NeoPhotonics sampling 400ZR ClearLight OSFP coherent optical transceivers for data center interconnect

Jan. 14, 2020
The OSFP module is the second 400ZR optical transceiver the company has announced in the past week, following the public debut of the 400ZR ClearLight CFP2-DCO.

NeoPhotonics Corp. (NYSE: NPTN) has launched sampling of its 400ZR ClearLight OSFP optical transceiver to what it termed “a leading Cloud related customer.” The OSFP module is the second 400ZR optical transceiver the company has announced in the past week, following the public debut of the 400ZR ClearLight CFP2-DCO (see “NeoPhotonics ships 400G ClearLight CFP2-DCO coherent optical transceiver”). It targets IP over DWDM style metro and data center interconnect applications.

As is the case with the new CFP2-DCO, the ClearLight OSFP leverages a merchant 7-mm coherent DSP alongside internally produced optical modules, in this case the company’s silicon photonics based Coherent Optical Subassembly (COSA) and Nano-ITLA tunable laser (see "NeoPhotonics touts customer traction of 64-GBaud coherent optical components"). The module complies with the OIF 400ZR Implementation Agreement (IA), making it interoperable with other 400ZR modules that use a standard forward error correction (FEC) encoder and decoder, NeoPhotonics says. It will support reaches to 120 km per the 400ZR IA but is designed to be applicable to the longer links associated with 400ZR+ discussions.

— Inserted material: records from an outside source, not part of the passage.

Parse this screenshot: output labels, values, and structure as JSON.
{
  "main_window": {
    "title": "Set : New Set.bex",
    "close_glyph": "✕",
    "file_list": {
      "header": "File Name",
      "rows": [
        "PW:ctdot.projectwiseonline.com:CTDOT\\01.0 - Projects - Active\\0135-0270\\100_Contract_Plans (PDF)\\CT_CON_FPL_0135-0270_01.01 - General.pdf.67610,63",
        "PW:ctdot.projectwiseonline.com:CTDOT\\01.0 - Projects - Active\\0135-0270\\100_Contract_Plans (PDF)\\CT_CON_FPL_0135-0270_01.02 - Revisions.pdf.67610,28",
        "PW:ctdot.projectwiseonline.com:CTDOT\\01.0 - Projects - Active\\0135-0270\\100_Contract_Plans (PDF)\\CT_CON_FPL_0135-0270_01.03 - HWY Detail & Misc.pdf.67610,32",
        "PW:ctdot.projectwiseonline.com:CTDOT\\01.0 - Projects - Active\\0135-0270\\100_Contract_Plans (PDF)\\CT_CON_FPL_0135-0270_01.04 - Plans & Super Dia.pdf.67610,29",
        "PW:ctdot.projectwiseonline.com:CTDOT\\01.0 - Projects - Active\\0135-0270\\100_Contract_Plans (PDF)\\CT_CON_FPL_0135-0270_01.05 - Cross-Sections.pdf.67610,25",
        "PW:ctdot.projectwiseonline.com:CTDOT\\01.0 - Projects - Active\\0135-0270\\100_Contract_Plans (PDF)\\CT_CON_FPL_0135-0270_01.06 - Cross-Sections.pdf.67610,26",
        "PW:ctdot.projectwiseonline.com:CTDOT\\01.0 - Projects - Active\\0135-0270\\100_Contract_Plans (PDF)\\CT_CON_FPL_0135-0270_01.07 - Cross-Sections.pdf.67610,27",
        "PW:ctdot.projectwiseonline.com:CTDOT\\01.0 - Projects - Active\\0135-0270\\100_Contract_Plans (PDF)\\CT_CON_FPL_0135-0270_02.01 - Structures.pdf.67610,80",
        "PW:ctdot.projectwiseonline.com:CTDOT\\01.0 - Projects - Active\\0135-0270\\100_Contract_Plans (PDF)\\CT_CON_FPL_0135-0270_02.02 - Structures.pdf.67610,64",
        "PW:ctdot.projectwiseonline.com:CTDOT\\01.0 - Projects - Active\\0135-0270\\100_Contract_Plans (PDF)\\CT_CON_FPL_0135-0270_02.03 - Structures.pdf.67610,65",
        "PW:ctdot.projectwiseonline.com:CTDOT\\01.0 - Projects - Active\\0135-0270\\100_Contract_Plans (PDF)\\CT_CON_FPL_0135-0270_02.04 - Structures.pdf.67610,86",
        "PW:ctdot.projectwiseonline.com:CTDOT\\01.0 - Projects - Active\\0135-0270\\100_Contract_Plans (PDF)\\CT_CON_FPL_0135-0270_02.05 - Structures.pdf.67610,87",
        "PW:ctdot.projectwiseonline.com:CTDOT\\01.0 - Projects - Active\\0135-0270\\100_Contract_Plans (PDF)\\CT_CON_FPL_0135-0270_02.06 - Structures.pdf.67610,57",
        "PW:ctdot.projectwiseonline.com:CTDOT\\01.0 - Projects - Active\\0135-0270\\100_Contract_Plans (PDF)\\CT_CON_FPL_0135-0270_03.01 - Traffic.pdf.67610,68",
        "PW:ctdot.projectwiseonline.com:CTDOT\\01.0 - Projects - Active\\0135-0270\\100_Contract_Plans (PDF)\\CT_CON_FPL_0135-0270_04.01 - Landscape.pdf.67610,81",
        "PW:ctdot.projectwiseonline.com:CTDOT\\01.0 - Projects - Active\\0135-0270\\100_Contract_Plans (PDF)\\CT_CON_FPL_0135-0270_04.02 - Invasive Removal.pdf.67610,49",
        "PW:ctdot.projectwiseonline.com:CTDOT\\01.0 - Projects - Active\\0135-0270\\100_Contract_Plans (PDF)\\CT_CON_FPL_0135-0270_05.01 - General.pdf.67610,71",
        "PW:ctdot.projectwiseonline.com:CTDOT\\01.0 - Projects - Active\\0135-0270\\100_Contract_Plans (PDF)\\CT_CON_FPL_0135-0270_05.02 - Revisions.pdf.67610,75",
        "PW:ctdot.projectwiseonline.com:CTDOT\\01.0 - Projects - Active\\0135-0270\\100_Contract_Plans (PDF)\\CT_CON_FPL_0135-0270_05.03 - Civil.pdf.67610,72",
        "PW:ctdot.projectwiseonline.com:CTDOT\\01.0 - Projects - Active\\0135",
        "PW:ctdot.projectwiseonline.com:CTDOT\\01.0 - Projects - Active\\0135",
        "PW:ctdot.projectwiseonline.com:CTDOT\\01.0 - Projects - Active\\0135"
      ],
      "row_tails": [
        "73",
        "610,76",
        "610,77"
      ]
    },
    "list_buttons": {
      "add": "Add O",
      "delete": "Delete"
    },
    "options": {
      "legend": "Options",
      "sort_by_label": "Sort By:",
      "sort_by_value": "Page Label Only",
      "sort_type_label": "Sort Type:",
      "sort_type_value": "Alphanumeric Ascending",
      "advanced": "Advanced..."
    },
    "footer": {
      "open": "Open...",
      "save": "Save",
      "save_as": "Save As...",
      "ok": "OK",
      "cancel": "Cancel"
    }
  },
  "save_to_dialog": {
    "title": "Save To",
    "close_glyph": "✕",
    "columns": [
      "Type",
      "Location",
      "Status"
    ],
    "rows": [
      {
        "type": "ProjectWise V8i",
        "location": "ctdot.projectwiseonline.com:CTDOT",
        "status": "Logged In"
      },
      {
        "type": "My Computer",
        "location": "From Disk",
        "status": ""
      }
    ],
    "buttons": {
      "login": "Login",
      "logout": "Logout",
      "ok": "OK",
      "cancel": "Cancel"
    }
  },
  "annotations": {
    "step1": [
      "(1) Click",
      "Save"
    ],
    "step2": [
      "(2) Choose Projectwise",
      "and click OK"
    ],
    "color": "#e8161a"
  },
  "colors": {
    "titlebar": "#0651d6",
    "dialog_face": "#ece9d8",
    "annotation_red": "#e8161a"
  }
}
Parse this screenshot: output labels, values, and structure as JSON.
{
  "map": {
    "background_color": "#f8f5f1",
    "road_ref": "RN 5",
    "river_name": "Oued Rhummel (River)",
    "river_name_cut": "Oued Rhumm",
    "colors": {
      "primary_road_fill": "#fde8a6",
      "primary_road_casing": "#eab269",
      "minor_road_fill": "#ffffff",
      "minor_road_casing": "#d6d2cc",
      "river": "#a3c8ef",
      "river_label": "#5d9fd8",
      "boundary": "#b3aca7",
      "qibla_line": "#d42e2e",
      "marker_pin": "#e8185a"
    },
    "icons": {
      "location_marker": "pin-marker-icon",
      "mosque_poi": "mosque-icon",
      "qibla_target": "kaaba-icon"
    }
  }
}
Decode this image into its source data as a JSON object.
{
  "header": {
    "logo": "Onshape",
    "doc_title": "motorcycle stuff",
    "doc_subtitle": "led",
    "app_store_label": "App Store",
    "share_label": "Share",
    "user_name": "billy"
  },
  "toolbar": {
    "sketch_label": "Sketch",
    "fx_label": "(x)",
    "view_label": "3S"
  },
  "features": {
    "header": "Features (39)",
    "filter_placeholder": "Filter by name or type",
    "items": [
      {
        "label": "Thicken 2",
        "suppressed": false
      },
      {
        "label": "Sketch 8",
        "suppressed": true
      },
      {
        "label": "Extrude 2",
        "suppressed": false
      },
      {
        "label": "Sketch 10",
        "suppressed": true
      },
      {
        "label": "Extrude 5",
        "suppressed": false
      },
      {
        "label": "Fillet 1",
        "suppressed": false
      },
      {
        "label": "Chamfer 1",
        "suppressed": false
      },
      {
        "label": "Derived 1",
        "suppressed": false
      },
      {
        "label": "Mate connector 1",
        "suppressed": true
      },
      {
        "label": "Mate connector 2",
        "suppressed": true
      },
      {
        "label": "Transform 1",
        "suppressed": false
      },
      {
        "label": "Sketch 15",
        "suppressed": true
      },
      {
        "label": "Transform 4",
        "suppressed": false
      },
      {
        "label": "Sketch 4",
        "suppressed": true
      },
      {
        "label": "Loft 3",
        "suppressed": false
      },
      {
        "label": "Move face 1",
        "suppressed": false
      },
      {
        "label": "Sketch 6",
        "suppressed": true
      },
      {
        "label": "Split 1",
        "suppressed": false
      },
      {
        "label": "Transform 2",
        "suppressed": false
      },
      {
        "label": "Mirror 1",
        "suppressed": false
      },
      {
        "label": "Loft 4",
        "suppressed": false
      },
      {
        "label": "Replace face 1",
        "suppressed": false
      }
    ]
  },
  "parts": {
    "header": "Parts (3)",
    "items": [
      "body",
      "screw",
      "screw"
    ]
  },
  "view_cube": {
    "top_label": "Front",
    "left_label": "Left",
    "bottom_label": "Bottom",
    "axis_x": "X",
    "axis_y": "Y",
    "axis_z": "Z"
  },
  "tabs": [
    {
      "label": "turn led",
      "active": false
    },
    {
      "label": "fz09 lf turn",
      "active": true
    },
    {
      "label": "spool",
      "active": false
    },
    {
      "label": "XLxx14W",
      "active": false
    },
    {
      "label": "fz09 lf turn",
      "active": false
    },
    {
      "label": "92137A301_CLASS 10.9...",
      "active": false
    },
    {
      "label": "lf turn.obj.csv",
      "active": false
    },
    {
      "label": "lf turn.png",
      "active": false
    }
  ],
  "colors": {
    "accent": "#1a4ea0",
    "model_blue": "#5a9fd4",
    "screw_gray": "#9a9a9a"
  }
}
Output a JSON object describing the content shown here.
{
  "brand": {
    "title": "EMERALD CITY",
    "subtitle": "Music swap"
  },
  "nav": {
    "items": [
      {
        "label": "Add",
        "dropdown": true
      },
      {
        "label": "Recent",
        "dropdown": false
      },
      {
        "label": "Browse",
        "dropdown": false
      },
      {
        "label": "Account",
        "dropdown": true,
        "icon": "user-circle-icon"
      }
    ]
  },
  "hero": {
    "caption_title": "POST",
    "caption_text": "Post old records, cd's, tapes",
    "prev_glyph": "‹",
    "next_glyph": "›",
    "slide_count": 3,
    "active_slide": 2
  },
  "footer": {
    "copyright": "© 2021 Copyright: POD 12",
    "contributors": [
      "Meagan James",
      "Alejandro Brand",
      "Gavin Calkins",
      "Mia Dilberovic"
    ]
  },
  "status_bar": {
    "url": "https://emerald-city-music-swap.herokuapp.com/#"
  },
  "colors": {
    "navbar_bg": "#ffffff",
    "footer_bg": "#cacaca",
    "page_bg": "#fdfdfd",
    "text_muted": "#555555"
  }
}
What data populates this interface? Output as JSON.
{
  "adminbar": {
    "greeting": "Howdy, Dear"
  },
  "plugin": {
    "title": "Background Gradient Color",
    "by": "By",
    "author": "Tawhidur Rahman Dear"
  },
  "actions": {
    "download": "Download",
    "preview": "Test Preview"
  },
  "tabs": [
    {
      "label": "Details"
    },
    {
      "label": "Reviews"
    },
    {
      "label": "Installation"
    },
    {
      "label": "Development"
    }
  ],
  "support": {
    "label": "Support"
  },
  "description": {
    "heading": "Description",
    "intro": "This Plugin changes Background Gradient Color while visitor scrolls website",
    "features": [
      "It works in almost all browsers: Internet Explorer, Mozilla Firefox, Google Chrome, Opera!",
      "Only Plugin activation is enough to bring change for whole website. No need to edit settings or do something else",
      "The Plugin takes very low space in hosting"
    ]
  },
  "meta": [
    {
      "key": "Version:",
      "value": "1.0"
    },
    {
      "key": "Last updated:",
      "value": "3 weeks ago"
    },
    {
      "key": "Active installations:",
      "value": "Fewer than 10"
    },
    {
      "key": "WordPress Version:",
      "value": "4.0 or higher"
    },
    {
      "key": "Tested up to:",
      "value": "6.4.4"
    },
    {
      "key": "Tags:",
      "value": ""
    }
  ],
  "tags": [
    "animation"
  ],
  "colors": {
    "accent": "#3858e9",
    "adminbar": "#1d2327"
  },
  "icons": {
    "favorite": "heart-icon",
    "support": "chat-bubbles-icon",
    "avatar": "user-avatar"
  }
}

Per the OIF IA, the module will support wavelength spacings within the C-Band of 75 GHz or 100 GHz. NeoPhotonics says it also will produce versions that support wider bandwidth “Super C-Band” (up to 6.4 THz) operation.

"This new OSFP module joins our ClearLight DCO transceiver line and takes full advantage of our highly integrated and low power consumption Nano-Tunable Laser and silicon photonics COSA to enable a full metro coherent transceiver in the form factor and electrical interface designed for short-reach interconnections inside the data center," said Tim Jenks, NeoPhotonics’ chairman and CEO. "We are now sampling these OSFP transceivers so that customers can evaluate the simplicity, cost, and operating savings that can be realized by plugging coherent optics directly into switches and routers, and we are applying this same technology to additional form factors such as QSFP-DD."